I also tried to fill the void in the tools department by attempting a Firefox extension. Unfortunately it didn't work, I couldn't find API exposed to extensions that would give me access to the raw encoded response. Looks like it would be possible as an extension to HTTPwatch or Fiddler though - both offer extensibility, both show the raw response.
Works with gzip!
A common concern is whether chunked encoding works together with gzipping the response. Yes, it does. In this presentation Steve Souders sheds some light (PPT, see slide #66) on how to address common issues and also gives
flush() equivalents in languages other than PHP.

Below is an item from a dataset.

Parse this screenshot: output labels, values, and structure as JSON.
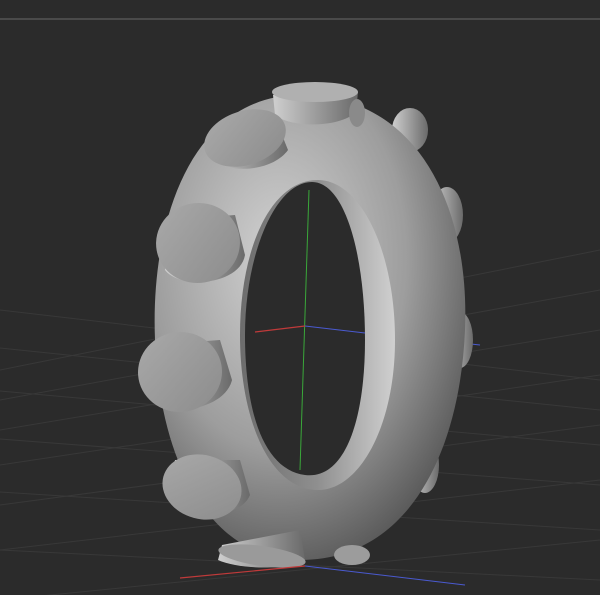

There's a number of things that can be in the way of successfully implementing chunked encoding+gzip including:
- call ob_flush() in addition to flush() and careful if you have several output buffers started, you may need to iterate and flush all of them
- some browsers may require some minimal amount of content before starting to parse, IE needs at least 256 bytes
- you may need a newer version of Apache
- DeflateBufferSize in Apache may be set too high for your chunk size
- check the the user-contributed comments in the php.net manual for flush() for helpful advice and ideas
- there's ob_implicit_flush() setting which may flush for you instead of you doing flush() every time
It may be tricky to implement multiple (or even single) flushing, but it's well worth it. There's some server setup hurdles when it comes to gzip, but once you figure it out, you only do it once. As a reward you get faster loading times, plus progressive rendering so your page not only has faster time-to-onload by feels that way too.